ある程度想像はしていたが、とんでもないことに足を突っ込んでしまっているようだ。島国で平和に育った我々には想像すらできない現実に出会う。「想像力」と「対話」が世界を平和へと導く唯一の道ではないかと思っているが、広がる闇に対して、忍び寄る危険に対して、「想像力」と「対話」がどれだけの力を持つのか。時間はかかるだろうとは思ってはいるが、人の持つ闇に対して、市民はどう対処すればいいのか。謎は深まるばかりだ・・・。

ハリコフを去るとき、中央駅に文字が刻まれた石板があった。2014年に起こった紛争で難民たちがここに大量に集まった。ボランティアや善意の力が彼らを助けたということが書いてあるのだと。

彼の振る舞いから考えて、少なくとも、ウクライナ国内にいる間は、このことはフェイスブックやブログには書けないと判断した。

シビアな現実の中で生活し、難民救出をしている。奥様もそれを理解している様子だった。世界の平和は、こういう人に支えられてもいるのだということを、目の当たりにした。3年前の深夜、病院で話しかけてきた優しそうな青年は、聖職者であり、難民を保護する活動家でもあったのだ。

世界を知るには「想像力」が必要だと言っているが、ここでの一連のできごとは、全てが想像を超えていた。

そして、現在、ヨルダンにいる。未だ、シリアスな場面には一度しか遭遇していないが世界には「想像力」ではカバーしきれない、想像を絶する現実がそこら中にある。

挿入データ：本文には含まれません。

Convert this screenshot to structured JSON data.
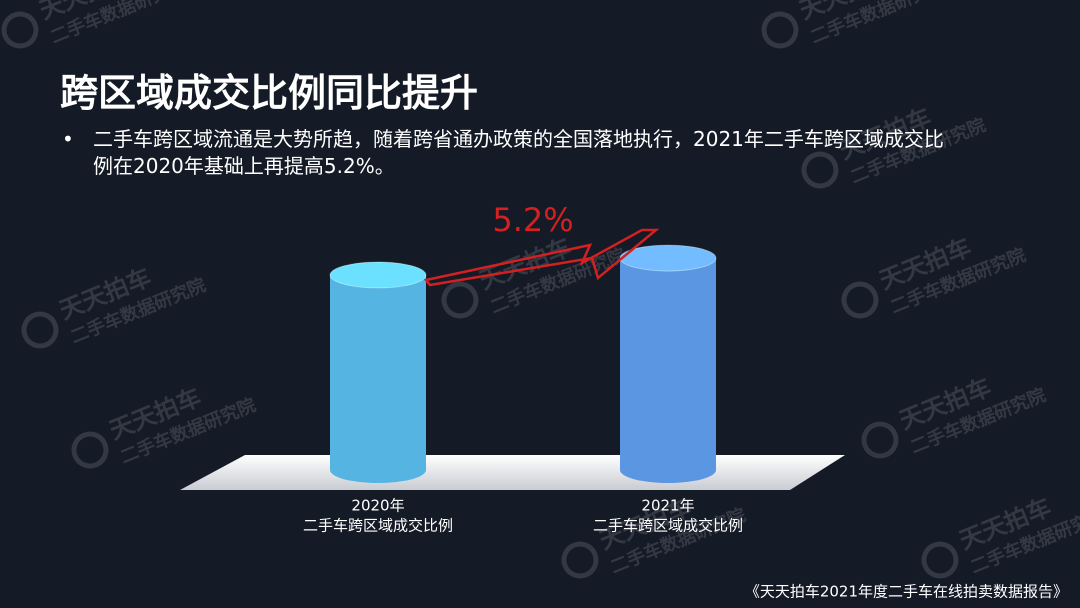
{
  "title": "跨区域成交比例同比提升",
  "bullet": "二手车跨区域流通是大势所趋，随着跨省通办政策的全国落地执行，2021年二手车跨区域成交比例在2020年基础上再提高5.2%。",
  "footer": "《天天拍车2021年度二手车在线拍卖数据报告》",
  "watermark": {
    "brand": "天天拍车",
    "sub": "二手车数据研究院"
  },
  "chart_data": {
    "type": "bar",
    "categories": [
      "2020年",
      "2021年"
    ],
    "category_captions": [
      "二手车跨区域成交比例",
      "二手车跨区域成交比例"
    ],
    "series": [
      {
        "name": "二手车跨区域成交比例",
        "colors": [
          "#56b4e3",
          "#5b96e2"
        ],
        "values": [
          60,
          65.2
        ]
      }
    ],
    "ylim": [
      0,
      70
    ],
    "annotation": "5.2%"
  }
}
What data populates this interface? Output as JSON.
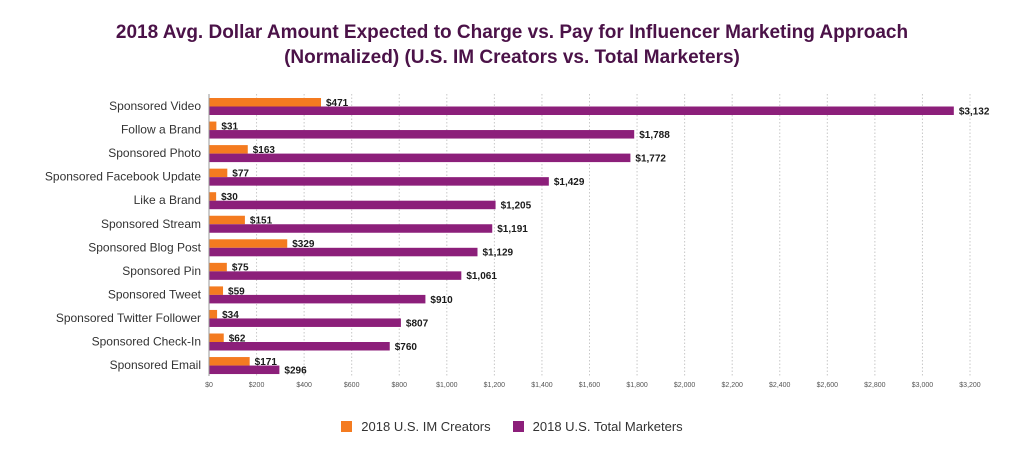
{
  "chart_data": {
    "type": "bar",
    "orientation": "horizontal",
    "title_lines": [
      "2018 Avg. Dollar Amount Expected to Charge vs. Pay for Influencer Marketing Approach",
      "(Normalized) (U.S. IM Creators vs. Total Marketers)"
    ],
    "categories": [
      "Sponsored Video",
      "Follow a Brand",
      "Sponsored Photo",
      "Sponsored Facebook Update",
      "Like a Brand",
      "Sponsored Stream",
      "Sponsored Blog Post",
      "Sponsored Pin",
      "Sponsored Tweet",
      "Sponsored Twitter Follower",
      "Sponsored Check-In",
      "Sponsored Email"
    ],
    "series": [
      {
        "name": "2018 U.S. IM Creators",
        "color": "#f47b20",
        "values": [
          471,
          31,
          163,
          77,
          30,
          151,
          329,
          75,
          59,
          34,
          62,
          171
        ],
        "labels": [
          "$471",
          "$31",
          "$163",
          "$77",
          "$30",
          "$151",
          "$329",
          "$75",
          "$59",
          "$34",
          "$62",
          "$171"
        ]
      },
      {
        "name": "2018 U.S. Total Marketers",
        "color": "#8c1f7a",
        "values": [
          3132,
          1788,
          1772,
          1429,
          1205,
          1191,
          1129,
          1061,
          910,
          807,
          760,
          296
        ],
        "labels": [
          "$3,132",
          "$1,788",
          "$1,772",
          "$1,429",
          "$1,205",
          "$1,191",
          "$1,129",
          "$1,061",
          "$910",
          "$807",
          "$760",
          "$296"
        ]
      }
    ],
    "xlim": [
      0,
      3200
    ],
    "xticks": [
      0,
      200,
      400,
      600,
      800,
      1000,
      1200,
      1400,
      1600,
      1800,
      2000,
      2200,
      2400,
      2600,
      2800,
      3000,
      3200
    ],
    "xtick_labels": [
      "$0",
      "$200",
      "$400",
      "$600",
      "$800",
      "$1,000",
      "$1,200",
      "$1,400",
      "$1,600",
      "$1,800",
      "$2,000",
      "$2,200",
      "$2,400",
      "$2,600",
      "$2,800",
      "$3,000",
      "$3,200"
    ],
    "grid": "vertical dotted",
    "legend_position": "bottom-center"
  }
}
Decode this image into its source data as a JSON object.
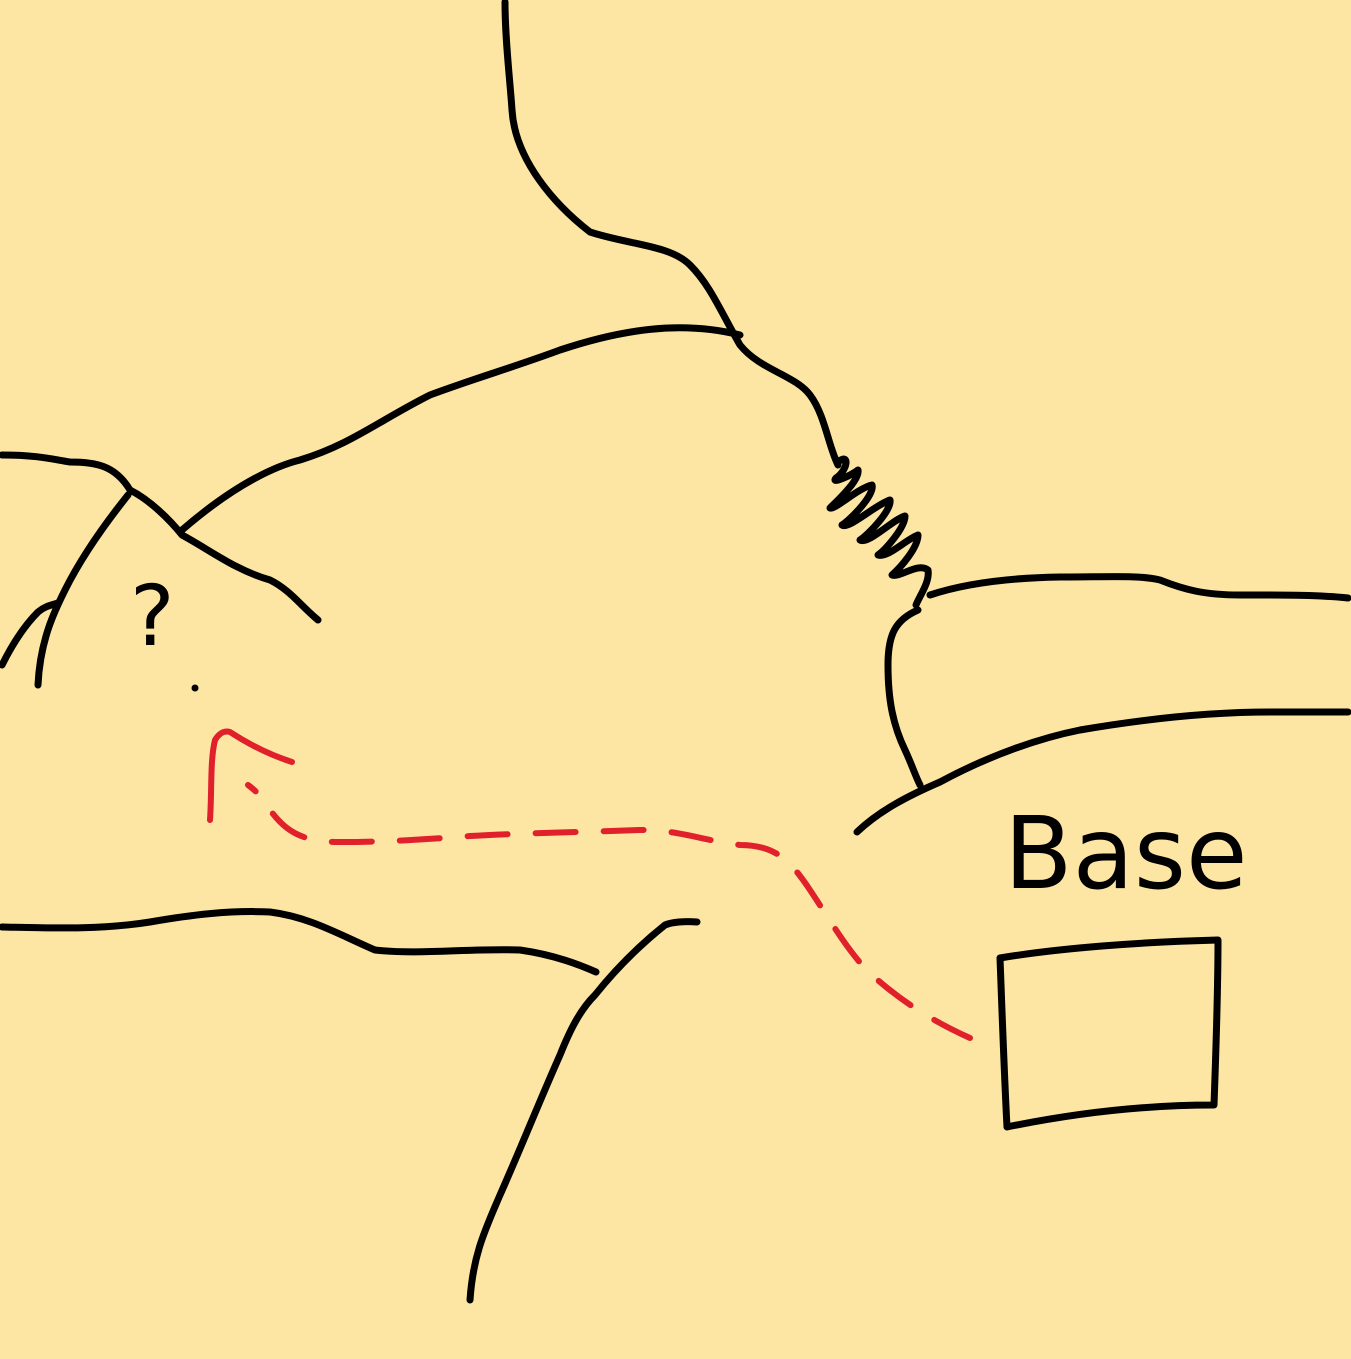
{
  "map": {
    "labels": {
      "base": "Base",
      "unknown_marker": "?"
    },
    "colors": {
      "background": "#FDE6A4",
      "ink": "#000000",
      "route": "#E0202A"
    },
    "features": [
      "base-building",
      "dashed-route-arrow",
      "spring-symbol",
      "terrain-lines"
    ]
  }
}
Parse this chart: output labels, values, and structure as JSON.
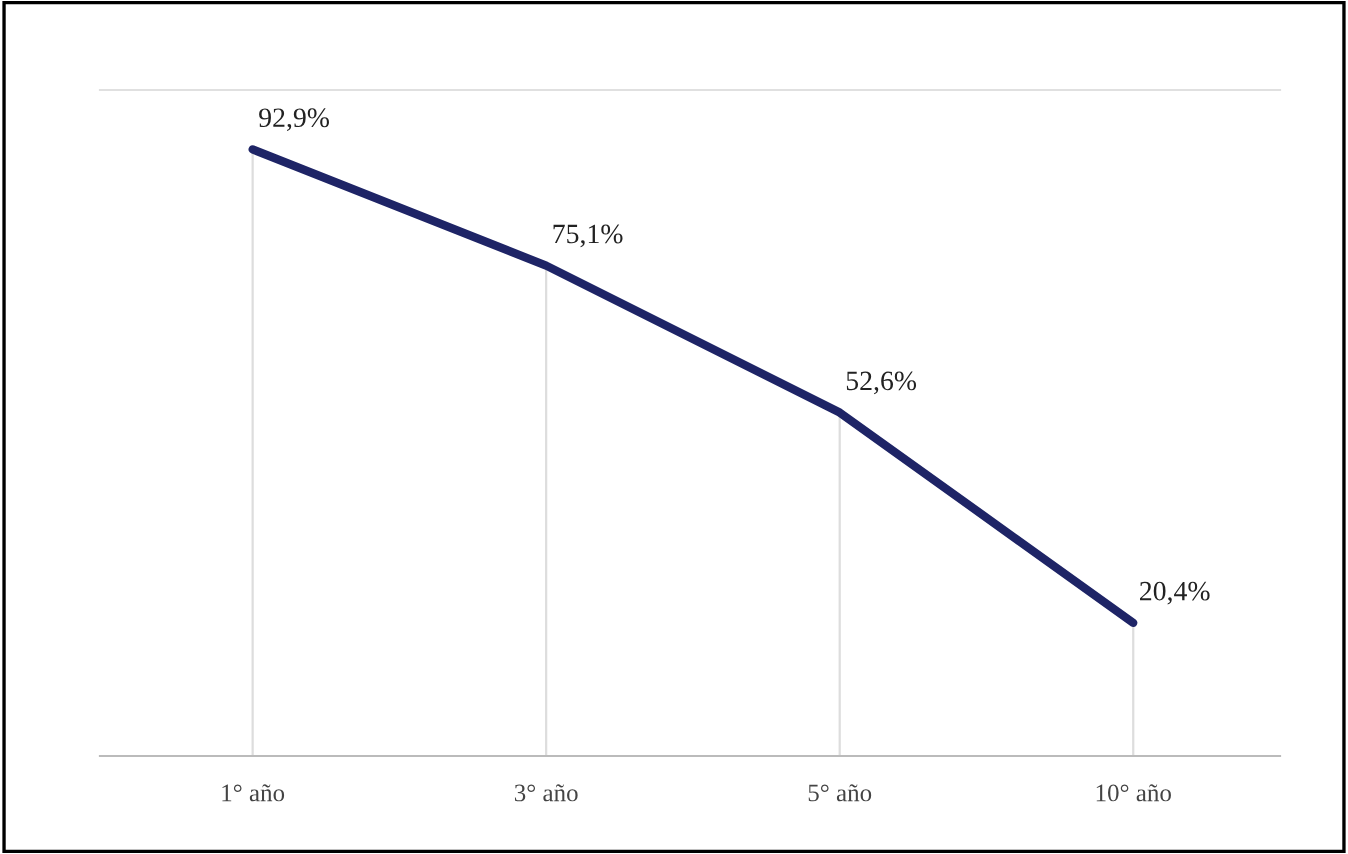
{
  "chart_data": {
    "type": "line",
    "categories": [
      "1° año",
      "3° año",
      "5° año",
      "10° año"
    ],
    "series": [
      {
        "color": "#1e2466",
        "values": [
          92.9,
          75.1,
          52.6,
          20.4
        ],
        "value_labels": [
          "92,9%",
          "75,1%",
          "52,6%",
          "20,4%"
        ]
      }
    ],
    "ylim": [
      0,
      102
    ],
    "tick_labels": "x",
    "grid": "x",
    "legend": false,
    "marker": "none",
    "line_style": "solid"
  }
}
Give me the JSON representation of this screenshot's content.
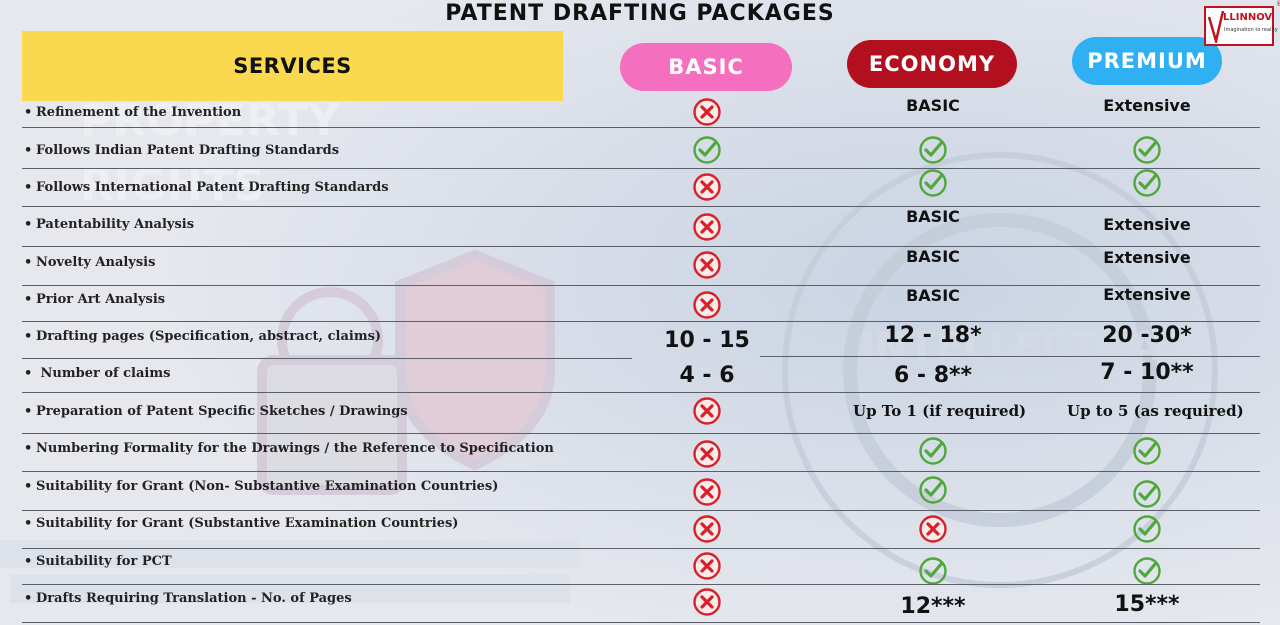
{
  "title": "PATENT DRAFTING PACKAGES",
  "logo": {
    "brand": "LLINNOV",
    "tagline": "Imagination to reality",
    "registered": "®"
  },
  "header": {
    "services": "SERVICES",
    "basic": "BASIC",
    "economy": "ECONOMY",
    "premium": "PREMIUM"
  },
  "colors": {
    "check": "#4ea83a",
    "cross": "#d6212a",
    "basic_pill": "#f56fbf",
    "economy_pill": "#b2101e",
    "premium_pill": "#2fb0f2",
    "services_bg": "#fad94e"
  },
  "rows": [
    {
      "service": "Refinement of the Invention",
      "basic": {
        "kind": "cross"
      },
      "economy": {
        "kind": "text",
        "text": "BASIC"
      },
      "premium": {
        "kind": "text",
        "text": "Extensive"
      }
    },
    {
      "service": "Follows Indian Patent Drafting Standards",
      "basic": {
        "kind": "check"
      },
      "economy": {
        "kind": "check"
      },
      "premium": {
        "kind": "check"
      }
    },
    {
      "service": "Follows International Patent Drafting Standards",
      "basic": {
        "kind": "cross"
      },
      "economy": {
        "kind": "check"
      },
      "premium": {
        "kind": "check"
      }
    },
    {
      "service": "Patentability Analysis",
      "basic": {
        "kind": "cross"
      },
      "economy": {
        "kind": "text",
        "text": "BASIC"
      },
      "premium": {
        "kind": "text",
        "text": "Extensive"
      }
    },
    {
      "service": "Novelty Analysis",
      "basic": {
        "kind": "cross"
      },
      "economy": {
        "kind": "text",
        "text": "BASIC"
      },
      "premium": {
        "kind": "text",
        "text": "Extensive"
      }
    },
    {
      "service": "Prior Art Analysis",
      "basic": {
        "kind": "cross"
      },
      "economy": {
        "kind": "text",
        "text": "BASIC"
      },
      "premium": {
        "kind": "text",
        "text": "Extensive"
      }
    },
    {
      "service": "Drafting pages (Specification, abstract, claims)",
      "basic": {
        "kind": "big",
        "text": "10 - 15"
      },
      "economy": {
        "kind": "big",
        "text": "12 - 18*"
      },
      "premium": {
        "kind": "big",
        "text": "20 -30*"
      }
    },
    {
      "service": " Number of claims",
      "basic": {
        "kind": "big",
        "text": "4 - 6"
      },
      "economy": {
        "kind": "big",
        "text": "6 - 8**"
      },
      "premium": {
        "kind": "big",
        "text": "7 - 10**"
      }
    },
    {
      "service": "Preparation of Patent Specific Sketches / Drawings",
      "basic": {
        "kind": "cross"
      },
      "economy": {
        "kind": "serif",
        "text": "Up To 1 (if required)"
      },
      "premium": {
        "kind": "serif",
        "text": "Up to 5 (as required)"
      }
    },
    {
      "service": "Numbering Formality for the Drawings / the Reference to Specification",
      "basic": {
        "kind": "cross"
      },
      "economy": {
        "kind": "check"
      },
      "premium": {
        "kind": "check"
      }
    },
    {
      "service": "Suitability for Grant (Non- Substantive Examination Countries)",
      "basic": {
        "kind": "cross"
      },
      "economy": {
        "kind": "check"
      },
      "premium": {
        "kind": "check"
      }
    },
    {
      "service": "Suitability for Grant (Substantive Examination Countries)",
      "basic": {
        "kind": "cross"
      },
      "economy": {
        "kind": "cross"
      },
      "premium": {
        "kind": "check"
      }
    },
    {
      "service": "Suitability for PCT",
      "basic": {
        "kind": "cross"
      },
      "economy": {
        "kind": "check"
      },
      "premium": {
        "kind": "check"
      }
    },
    {
      "service": "Drafts Requiring Translation - No. of Pages",
      "basic": {
        "kind": "cross"
      },
      "economy": {
        "kind": "big",
        "text": "12***"
      },
      "premium": {
        "kind": "big",
        "text": "15***"
      }
    }
  ]
}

想像だけではカバーしきれないことが多いのだ。だが「想像する」ことを止めるとどうなるか。きっと、レイシズムやポピュリズムが促進され、民主主義の名を借りた高圧的な政治体制が出来上がるのではないかと危惧している。それは、すなわち、世界の分断を意味し、相互理解を阻むものだと思う。

※中東はネット環境が一定せず、文字だけの投稿です。